ここは異世界。自分の世界とは成人基準が違う恐れがあるので、聞いてみた。

こんな子ども抱っこ状況でする話かな? 団長は天然さんってことにしとこうかな……。

ちょっと遠い目をしていると、団長さんはしっかり教えてくれた。


「イベルダでは十八が成人だな。ユウも立派に成人だ! でも、見かけはまだまだ子どもにしか見えんな!」


うん、私は百五十三センチと小柄だし、子どもに間違われるのは、自分の世界でもしょっちゅうだった。

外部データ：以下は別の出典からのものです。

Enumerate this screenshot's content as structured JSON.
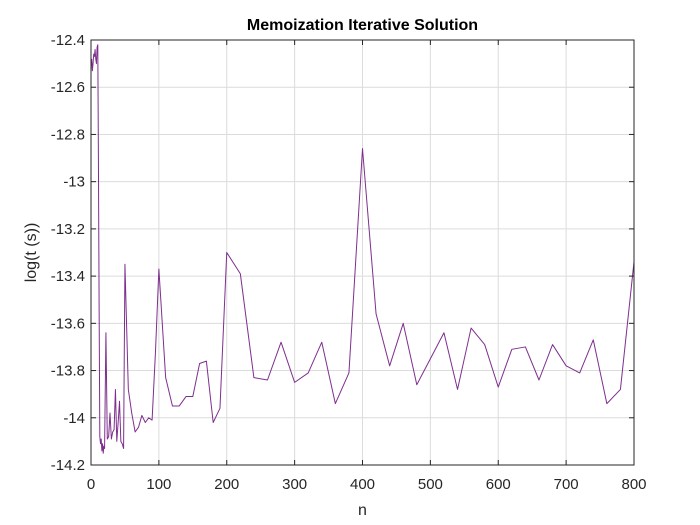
{
  "chart_data": {
    "type": "line",
    "title": "Memoization Iterative Solution",
    "xlabel": "n",
    "ylabel": "log(t (s))",
    "xlim": [
      0,
      800
    ],
    "ylim": [
      -14.2,
      -12.4
    ],
    "grid": true,
    "xticks": [
      "0",
      "100",
      "200",
      "300",
      "400",
      "500",
      "600",
      "700",
      "800"
    ],
    "yticks": [
      "-12.4",
      "-12.6",
      "-12.8",
      "-13",
      "-13.2",
      "-13.4",
      "-13.6",
      "-13.8",
      "-14",
      "-14.2"
    ],
    "colors": {
      "line": "#7E2F8E",
      "grid": "#dcdcdc",
      "axes": "#262626"
    },
    "series": [
      {
        "x": [
          1,
          2,
          3,
          4,
          5,
          6,
          7,
          8,
          9,
          10,
          11,
          12,
          13,
          14,
          15,
          16,
          17,
          18,
          19,
          20,
          22,
          24,
          26,
          28,
          30,
          32,
          34,
          36,
          38,
          40,
          42,
          44,
          46,
          48,
          50,
          55,
          60,
          65,
          70,
          75,
          80,
          85,
          90,
          95,
          100,
          110,
          120,
          130,
          140,
          150,
          160,
          170,
          180,
          190,
          200,
          220,
          240,
          260,
          280,
          300,
          320,
          340,
          360,
          380,
          400,
          420,
          440,
          460,
          480,
          500,
          520,
          540,
          560,
          580,
          600,
          620,
          640,
          660,
          680,
          700,
          720,
          740,
          760,
          780,
          800
        ],
        "values": [
          -12.48,
          -12.53,
          -12.5,
          -12.46,
          -12.47,
          -12.44,
          -12.48,
          -12.5,
          -12.43,
          -12.42,
          -12.95,
          -13.55,
          -14.08,
          -14.11,
          -14.09,
          -14.14,
          -14.11,
          -14.15,
          -14.12,
          -14.13,
          -13.64,
          -14.09,
          -14.08,
          -13.98,
          -14.09,
          -14.06,
          -14.05,
          -13.88,
          -14.1,
          -14.02,
          -13.93,
          -14.1,
          -14.11,
          -14.13,
          -13.35,
          -13.88,
          -13.98,
          -14.06,
          -14.04,
          -13.99,
          -14.02,
          -14.0,
          -14.01,
          -13.72,
          -13.37,
          -13.83,
          -13.95,
          -13.95,
          -13.91,
          -13.91,
          -13.77,
          -13.76,
          -14.02,
          -13.96,
          -13.3,
          -13.39,
          -13.83,
          -13.84,
          -13.68,
          -13.85,
          -13.81,
          -13.68,
          -13.94,
          -13.81,
          -12.86,
          -13.56,
          -13.78,
          -13.6,
          -13.86,
          -13.75,
          -13.64,
          -13.88,
          -13.62,
          -13.69,
          -13.87,
          -13.71,
          -13.7,
          -13.84,
          -13.69,
          -13.78,
          -13.81,
          -13.67,
          -13.94,
          -13.88,
          -13.34
        ]
      }
    ]
  }
}
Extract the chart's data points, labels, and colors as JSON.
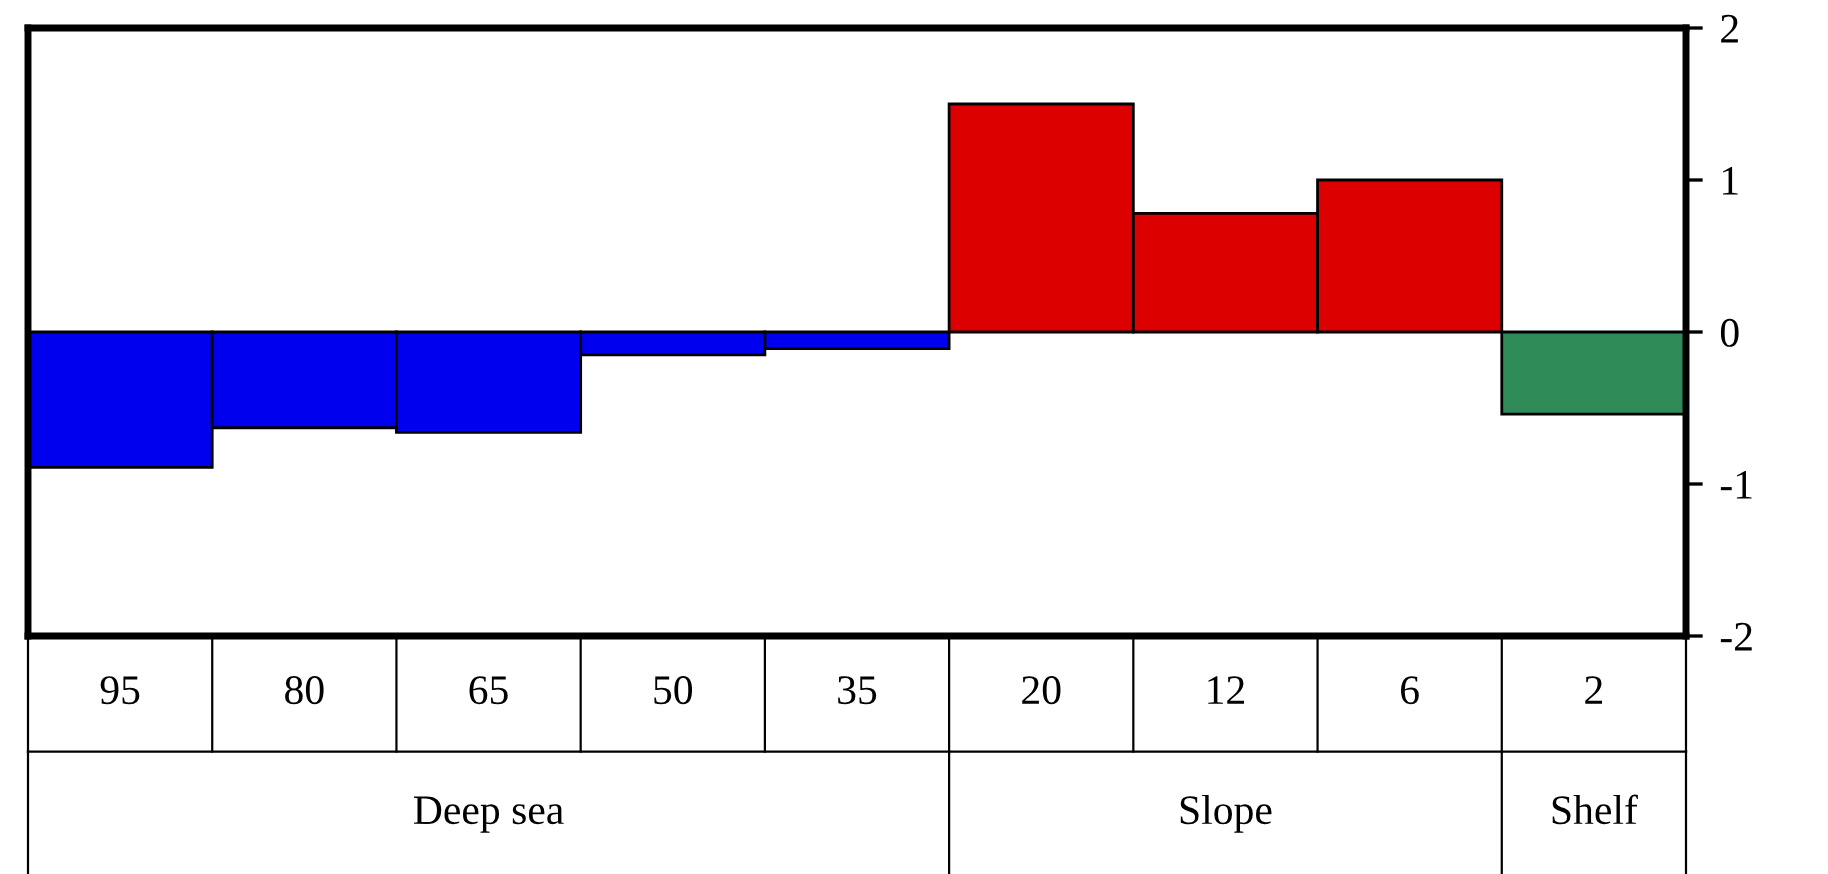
{
  "chart_data": {
    "type": "bar",
    "categories": [
      "95",
      "80",
      "65",
      "50",
      "35",
      "20",
      "12",
      "6",
      "2"
    ],
    "values": [
      -0.89,
      -0.63,
      -0.66,
      -0.15,
      -0.11,
      1.5,
      0.78,
      1.0,
      -0.54
    ],
    "colors": [
      "#0000ee",
      "#0000ee",
      "#0000ee",
      "#0000ee",
      "#0000ee",
      "#dd0000",
      "#dd0000",
      "#dd0000",
      "#2e8b57"
    ],
    "annotations": [
      "Deep sea",
      "Slope",
      "Shelf"
    ],
    "ylim": [
      -2,
      2
    ],
    "yticks": [
      -2,
      -1,
      0,
      1,
      2
    ],
    "grid": false,
    "legend": false
  }
}
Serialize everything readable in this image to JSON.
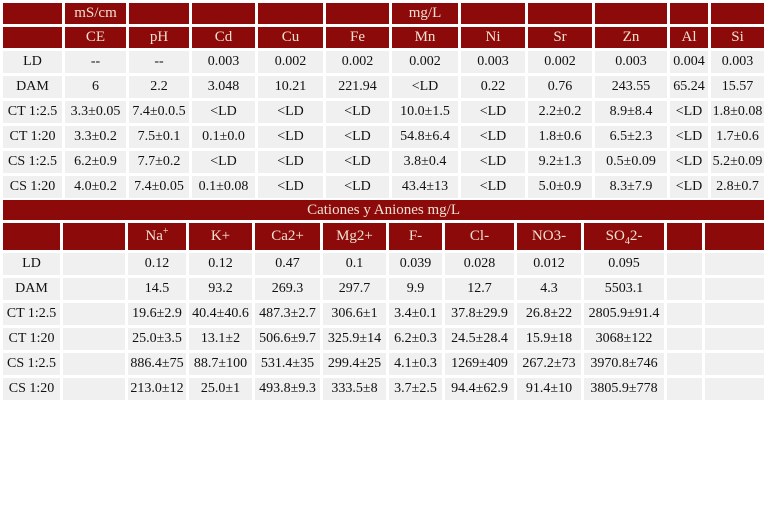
{
  "colors": {
    "header_bg": "#8C0A0A",
    "header_text": "#F0E2D2",
    "cell_bg": "#F0F0F0",
    "cell_text": "#111111",
    "page_bg": "#FFFFFF"
  },
  "metals_table": {
    "unit_row": [
      "",
      "mS/cm",
      "",
      "",
      "",
      "",
      "mg/L",
      "",
      "",
      "",
      "",
      ""
    ],
    "columns": [
      "",
      "CE",
      "pH",
      "Cd",
      "Cu",
      "Fe",
      "Mn",
      "Ni",
      "Sr",
      "Zn",
      "Al",
      "Si"
    ],
    "rows": [
      {
        "label": "LD",
        "values": [
          "--",
          "--",
          "0.003",
          "0.002",
          "0.002",
          "0.002",
          "0.003",
          "0.002",
          "0.003",
          "0.004",
          "0.003"
        ]
      },
      {
        "label": "DAM",
        "values": [
          "6",
          "2.2",
          "3.048",
          "10.21",
          "221.94",
          "<LD",
          "0.22",
          "0.76",
          "243.55",
          "65.24",
          "15.57"
        ]
      },
      {
        "label": "CT 1:2.5",
        "values": [
          "3.3±0.05",
          "7.4±0.0.5",
          "<LD",
          "<LD",
          "<LD",
          "10.0±1.5",
          "<LD",
          "2.2±0.2",
          "8.9±8.4",
          "<LD",
          "1.8±0.08"
        ]
      },
      {
        "label": "CT 1:20",
        "values": [
          "3.3±0.2",
          "7.5±0.1",
          "0.1±0.0",
          "<LD",
          "<LD",
          "54.8±6.4",
          "<LD",
          "1.8±0.6",
          "6.5±2.3",
          "<LD",
          "1.7±0.6"
        ]
      },
      {
        "label": "CS 1:2.5",
        "values": [
          "6.2±0.9",
          "7.7±0.2",
          "<LD",
          "<LD",
          "<LD",
          "3.8±0.4",
          "<LD",
          "9.2±1.3",
          "0.5±0.09",
          "<LD",
          "5.2±0.09"
        ]
      },
      {
        "label": "CS 1:20",
        "values": [
          "4.0±0.2",
          "7.4±0.05",
          "0.1±0.08",
          "<LD",
          "<LD",
          "43.4±13",
          "<LD",
          "5.0±0.9",
          "8.3±7.9",
          "<LD",
          "2.8±0.7"
        ]
      }
    ]
  },
  "ions_table": {
    "title": "Cationes y Aniones mg/L",
    "columns": [
      {
        "text": ""
      },
      {
        "text": ""
      },
      {
        "pre": "Na",
        "sup": "+"
      },
      {
        "text": "K+"
      },
      {
        "text": "Ca2+"
      },
      {
        "text": "Mg2+"
      },
      {
        "text": "F-"
      },
      {
        "text": "Cl-"
      },
      {
        "text": "NO3-"
      },
      {
        "pre": "SO",
        "sub": "4",
        "post": "2-"
      },
      {
        "text": ""
      },
      {
        "text": ""
      }
    ],
    "rows": [
      {
        "label": "LD",
        "values": [
          "",
          "0.12",
          "0.12",
          "0.47",
          "0.1",
          "0.039",
          "0.028",
          "0.012",
          "0.095",
          "",
          ""
        ]
      },
      {
        "label": "DAM",
        "values": [
          "",
          "14.5",
          "93.2",
          "269.3",
          "297.7",
          "9.9",
          "12.7",
          "4.3",
          "5503.1",
          "",
          ""
        ]
      },
      {
        "label": "CT 1:2.5",
        "values": [
          "",
          "19.6±2.9",
          "40.4±40.6",
          "487.3±2.7",
          "306.6±1",
          "3.4±0.1",
          "37.8±29.9",
          "26.8±22",
          "2805.9±91.4",
          "",
          ""
        ]
      },
      {
        "label": "CT 1:20",
        "values": [
          "",
          "25.0±3.5",
          "13.1±2",
          "506.6±9.7",
          "325.9±14",
          "6.2±0.3",
          "24.5±28.4",
          "15.9±18",
          "3068±122",
          "",
          ""
        ]
      },
      {
        "label": "CS 1:2.5",
        "values": [
          "",
          "886.4±75",
          "88.7±100",
          "531.4±35",
          "299.4±25",
          "4.1±0.3",
          "1269±409",
          "267.2±73",
          "3970.8±746",
          "",
          ""
        ]
      },
      {
        "label": "CS 1:20",
        "values": [
          "",
          "213.0±12",
          "25.0±1",
          "493.8±9.3",
          "333.5±8",
          "3.7±2.5",
          "94.4±62.9",
          "91.4±10",
          "3805.9±778",
          "",
          ""
        ]
      }
    ]
  }
}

なので、そう言われてもあまり気にしない。 だが、抱っこは恥ずかしいので、ご勘弁願いたいな……。


「さすがに、この歳で抱っこは無いでしょ?

下ろしてください!」


私の言葉に頷いて、団長さんは下ろしてくれた。

「ま、こんな感じのユウだからな。なんかあったら抱えて逃げてやるから、なんも心配するな」


団長さんには、何となく分かっていたのかな。

私が、この戦場にわりと動揺していたこと。

ここで私がなにかしても大丈夫なのかと、心配だったこと。

組織的なもののトップに立つ人物なのだ。

どれだけ、豪快であっても人を見る目はあるのだろう。

私は、ここの人達は信頼出来る、そう思えた。

そこで、私はひとつ閃いたので聞いてみることにした。


「みなさん、ここでは雷って鳴ったり、落ちたりしますか?」

雷の単語にはて?となっている。

「雷って、イカヅチのことか?」

団長さんの言葉に頷く。


「それって、頻繁に起きますか? それとも珍しいですか?」

「珍しいし、晴れてるこの時期にはそうそうお目にかからん」


周りも、頷いている。

そこで私は、周りを見つつ言った。

「じゃあ、もし今雷が急に落ちたら、敵は脅威に感じますか?」


私の言葉が何を意味するかは分からないままに、この部屋で話を聞いたみんなは想像すると頷き、副団長さんが言った。


「もしも、そんなことが可能ならば……。敵はその事態に陥れば、恐れから前線を離れることでしょう」


クイっとモノクルを合わせて、副団長さんが言ってくれたので、私は、こう提案した。


「それじゃあ、いっちょ雷落として、お相手にはアビエダにお帰りいただきましょう!」


私の発言に、この部屋の騎士さん達は二度目のポカーン顔に陥ったのだった。


私、そんなに変なこと言ったかな?

お互いに傷つかず、穏便な撤退方法だと思うんだけどな。

私、またそんなにおかしいこと言ったかな? なかなか何が変なのか、この国の常識とか、考えが分からないから、いかんとも判断しづらい。